18. Appeals for reappraisement of all merchandise invoiced at 60 cents per yard and included in 1159/16109, R59/16110, and R59/19348, and all merchandise invoiced at 55 cents per yard in R59/16120 and R59/16121, were abandoned.

Based upon the foregoing findings of fact, the court makes the following conclusions of law:

1. At or about the dates of exportation of the merchandise, covered by the instant consolidated appeals for reappraisement, there was no “foreign value” or “export value” for such or similar merchandise, as those terms are defined in section 402 (c) and (d) of the Tariff Act of 1930, or as amended.

2. The merchandise in its condition as imported and the merchandise in its condition as sold to domestic purchasers was similar merchandise.

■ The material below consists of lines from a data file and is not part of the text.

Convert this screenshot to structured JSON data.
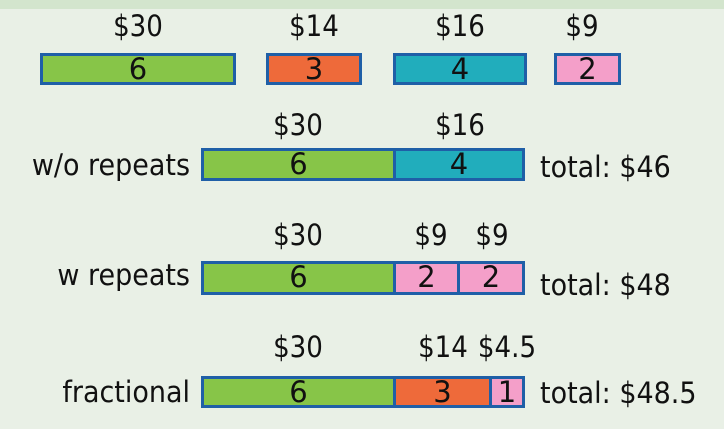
{
  "items": [
    {
      "price": "$30",
      "weight": "6",
      "color": "#87c548"
    },
    {
      "price": "$14",
      "weight": "3",
      "color": "#ee6a3a"
    },
    {
      "price": "$16",
      "weight": "4",
      "color": "#21adbc"
    },
    {
      "price": "$9",
      "weight": "2",
      "color": "#f49fc9"
    }
  ],
  "rows": {
    "without_repeats": {
      "label": "w/o repeats",
      "total": "total: $46",
      "prices": [
        "$30",
        "$16"
      ],
      "segments": [
        "6",
        "4"
      ]
    },
    "with_repeats": {
      "label": "w repeats",
      "total": "total: $48",
      "prices": [
        "$30",
        "$9",
        "$9"
      ],
      "segments": [
        "6",
        "2",
        "2"
      ]
    },
    "fractional": {
      "label": "fractional",
      "total": "total: $48.5",
      "prices": [
        "$30",
        "$14",
        "$4.5"
      ],
      "segments": [
        "6",
        "3",
        "1"
      ]
    }
  },
  "colors": {
    "border": "#1f5fa7",
    "background": "#e9f0e6",
    "green": "#87c548",
    "orange": "#ee6a3a",
    "teal": "#21adbc",
    "pink": "#f49fc9"
  }
}
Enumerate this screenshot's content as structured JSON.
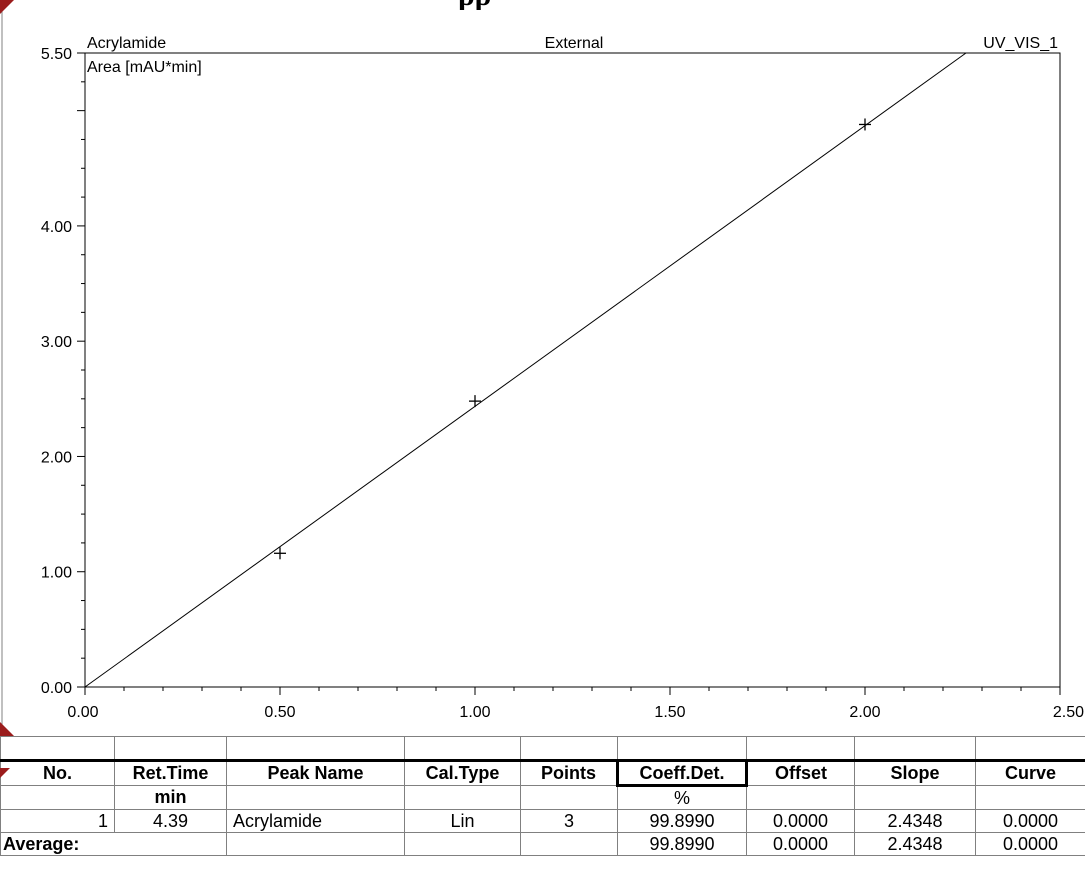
{
  "page_title_fragment": "pp",
  "chart_data": {
    "type": "scatter",
    "corner_labels": {
      "top_left": "Acrylamide",
      "top_center": "External",
      "top_right": "UV_VIS_1"
    },
    "ylabel": "Area  [mAU*min]",
    "xlabel": "",
    "xlim": [
      0.0,
      2.5
    ],
    "ylim": [
      0.0,
      5.5
    ],
    "x_ticks": [
      "0.00",
      "0.50",
      "1.00",
      "1.50",
      "2.00",
      "2.50"
    ],
    "y_ticks": [
      "0.00",
      "1.00",
      "2.00",
      "3.00",
      "4.00",
      "5.50"
    ],
    "y_tick_values": [
      0.0,
      1.0,
      2.0,
      3.0,
      4.0,
      5.5
    ],
    "x_tick_values": [
      0.0,
      0.5,
      1.0,
      1.5,
      2.0,
      2.5
    ],
    "points": [
      {
        "x": 0.5,
        "y": 1.16
      },
      {
        "x": 1.0,
        "y": 2.48
      },
      {
        "x": 2.0,
        "y": 4.88
      }
    ],
    "fit": {
      "offset": 0.0,
      "slope": 2.4348
    },
    "grid": false
  },
  "table": {
    "headers": [
      "No.",
      "Ret.Time",
      "Peak Name",
      "Cal.Type",
      "Points",
      "Coeff.Det.",
      "Offset",
      "Slope",
      "Curve"
    ],
    "units": [
      "",
      "min",
      "",
      "",
      "",
      "%",
      "",
      "",
      ""
    ],
    "rows": [
      [
        "1",
        "4.39",
        "Acrylamide",
        "Lin",
        "3",
        "99.8990",
        "0.0000",
        "2.4348",
        "0.0000"
      ]
    ],
    "average": {
      "label": "Average:",
      "values": [
        "99.8990",
        "0.0000",
        "2.4348",
        "0.0000"
      ]
    }
  },
  "colors": {
    "marker": "#9b1c1c",
    "line": "#000000",
    "axis": "#000000",
    "grid_line": "#808080"
  }
}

3. The record does not establish that at or about the dates of exportation of the merchandise here involved such or similar imported merchandise was freely offered for sale for domestic consumption in the United States to all purchasers in the usual wholesale quantities and in the ordinary course of trade.

4. The evidence of record is insufficient to show general expenses and profit.

5. There is no satisfactory evidence to overcome the presumptively correct values found by the appraiser.

Judgment will be entered accordingly.

North American Asbestos Corp. v. United States, 43 Cust. Ct. 500, Reap. Dec. 9518, affirmed United States v. North American Asbestos Corp., 44 Cust. Ct. 801, A.R.D. 123; United States v. Philipp Brothers Chemicals, Inc., 46 Cust. Ct. 803, A.R.D. 134; Judson Sheldon International Corporation v. United States, 51 Cust. Ct. 374, Reap. Dec. 10586.